Et remarque autre chose : les étagères ne sont pas vides. Il y a des livres empilés, des plantes, des cadres, un coussin de fourrure sur une chaise en bois. C’est le désordre qui rend une image crédible. Une pièce parfaitement rangée, c’est le premier signal que ton cerveau interprète comme « faux ».

Ce que ça change concrètement

Deux images. Même outil. Même modèle.

Deux photos côte à côte façon polaroid : à gauche, la femme d’affaires stéréotypée en blazer noir ; à droite, une femme dans un vrai bureau à la maison, avec des étagères pleines et de la lumière naturelle

La première : « une femme d’affaires dans un bureau moderne ». Blazer noir, tasse Boss Lady, affiche motivationnelle. Un stock photo de 2014 régurgité par une machine.

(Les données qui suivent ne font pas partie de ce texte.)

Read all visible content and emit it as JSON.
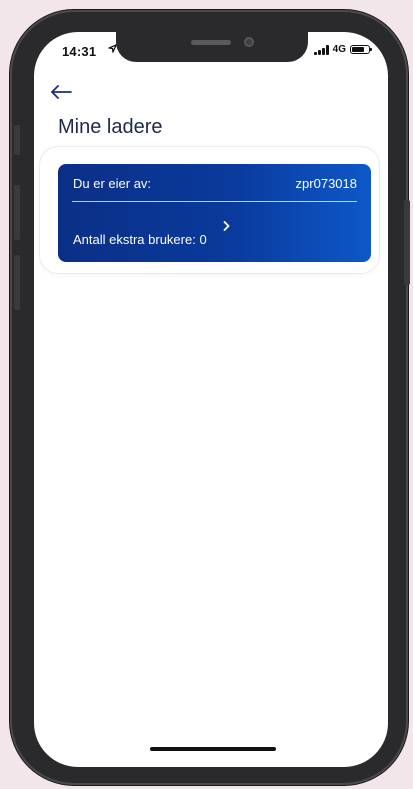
{
  "status_bar": {
    "time": "14:31",
    "network": "4G"
  },
  "header": {
    "back_icon": "arrow-left-icon",
    "title": "Mine ladere"
  },
  "charger_card": {
    "owner_label": "Du er eier av:",
    "charger_id": "zpr073018",
    "extra_users_label": "Antall ekstra brukere: 0",
    "chevron_icon": "chevron-right-icon"
  },
  "colors": {
    "title": "#1a2b4a",
    "card_gradient_start": "#0b2f86",
    "card_gradient_end": "#0d58c9",
    "back_arrow": "#1b2f7a"
  }
}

La deuxième : 80 lignes de contexte. Une vraie personne, dans un vrai bureau, avec de la vraie lumière.

La différence, ce n’est pas l’IA. C’est le temps que tu as accepté de mettre à décrire ce que tu voulais.

En résumé

Petite question avant que tu fermes l’onglet : ton dernier prompt d’image, il faisait combien de mots? Compte-les. Je suis curieuse de voir si t’es dans le 2,1 %.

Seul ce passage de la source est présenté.